Quelques jours après l’incident de Qala Diza, le 12 au matin, les forces de sécurité du PDK ont interdit au président du Parlement, Yousif Mohammed (Gorran), l’entrée à Erbil. Le mardi 13, le Premier ministre Nechirvan Barzani (PDK) a informé les quatre ministres de Gorran qu’il les remplaçait au gouvernement, et a annoncé son intention de démarrer des consultations pour former un nouveau gouvernement de coalition. Dans l’intervalle, les fonctions des ministres de Gorran seraient assurées par leur vice-ministre. Nechirvan Barzani a également informé les partis politiques qu’ils devaient élire un nouveau président du parlement avant que Yousif Mohammed ne puisse être autorisé à regagner Erbil. Les nouveaux ministres ont été effectivement nommés le 27 : les autres partis politiques ayant refusé de participer aux discussions visant à mettre en place un nouveau gouvernement, les nouveaux ministres par intérim sont tous membres du PDK, les ministres Gorran étant non pas démis, mais « suspendus ». Les nouveaux ministres par intérim sont les suivants : le Ministère des pêchmergas est confié à Karim Sinjarî, l’actuel Ministre de l’intérieur, le Ministère de la Planification à Ali Sindi, actuel Ministre du commerce et de l’industrie, les Affaires religieuses (Waqf) sont confiées à Pishtiwan Sadiq, et le Ministère des finances est confié au vice-ministre PDK du ministre Gorran suspendu. Le Président du Bureau des Investissements, qui appartenait à Gorran, a également été remplacé.

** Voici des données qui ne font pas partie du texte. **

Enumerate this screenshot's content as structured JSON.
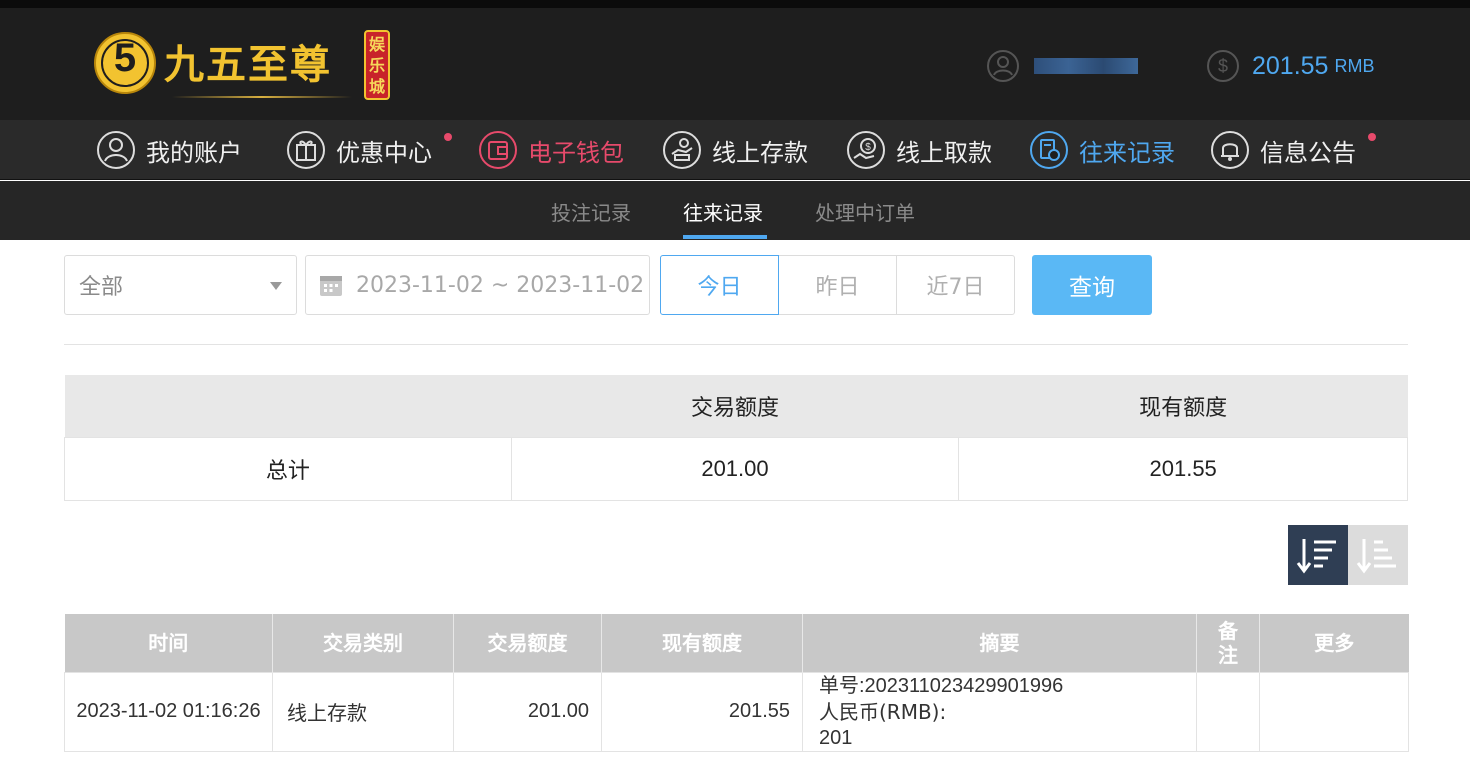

Cette crise politique s’est accompagnée de vives tensions avec les médias. Les réseaux sociaux ont été temporairement bloqués toute la journée du 11 à Erbil et Dohouk, tandis que des locaux de médias étaient soumis à des attaques voire à des fermetures autoritaires : le bureau de Suleimanieh de la chaîne Rudaw, proche du PDK, a été attaqué par des manifestants qui ont été repoussés par la police à l’aide de lacrymogènes, ceux de la chaîne NRT à Erbil et  Soran ont été fermé par la sécurité, le personnel NRT d’Erbil étant forcé de quitter la ville, du matériel de prise de vues confisqué. A Suleimanieh, les locaux de six chaînes de télévision ont été attaqués par des manifestants, incluant ceux de la chaîne turque de langue kurde TRT-6, dont un des journalistes a été blessé. Un journaliste de NRT, Babar Anwar, a rapporté avoir été empêché le 10 de couvrir une manifestation à Suleimanieh par des membres de la sécurité, qui ont endommagé le matériel de prise de vue de son équipe et l’ont frappé…

Après l’incident de Qala Diza, le président irakien Fuad Massum a appelé le GRK et les institutions lui appartenant a faire preuve de retenue tout en maintenant la sécurité dans la Région du Kurdistan. Le 26, le Ministère des finances a repris le paiement d’une partie des salaires de juillet.

Fin octobre, la situation connaissait un certain apaisement.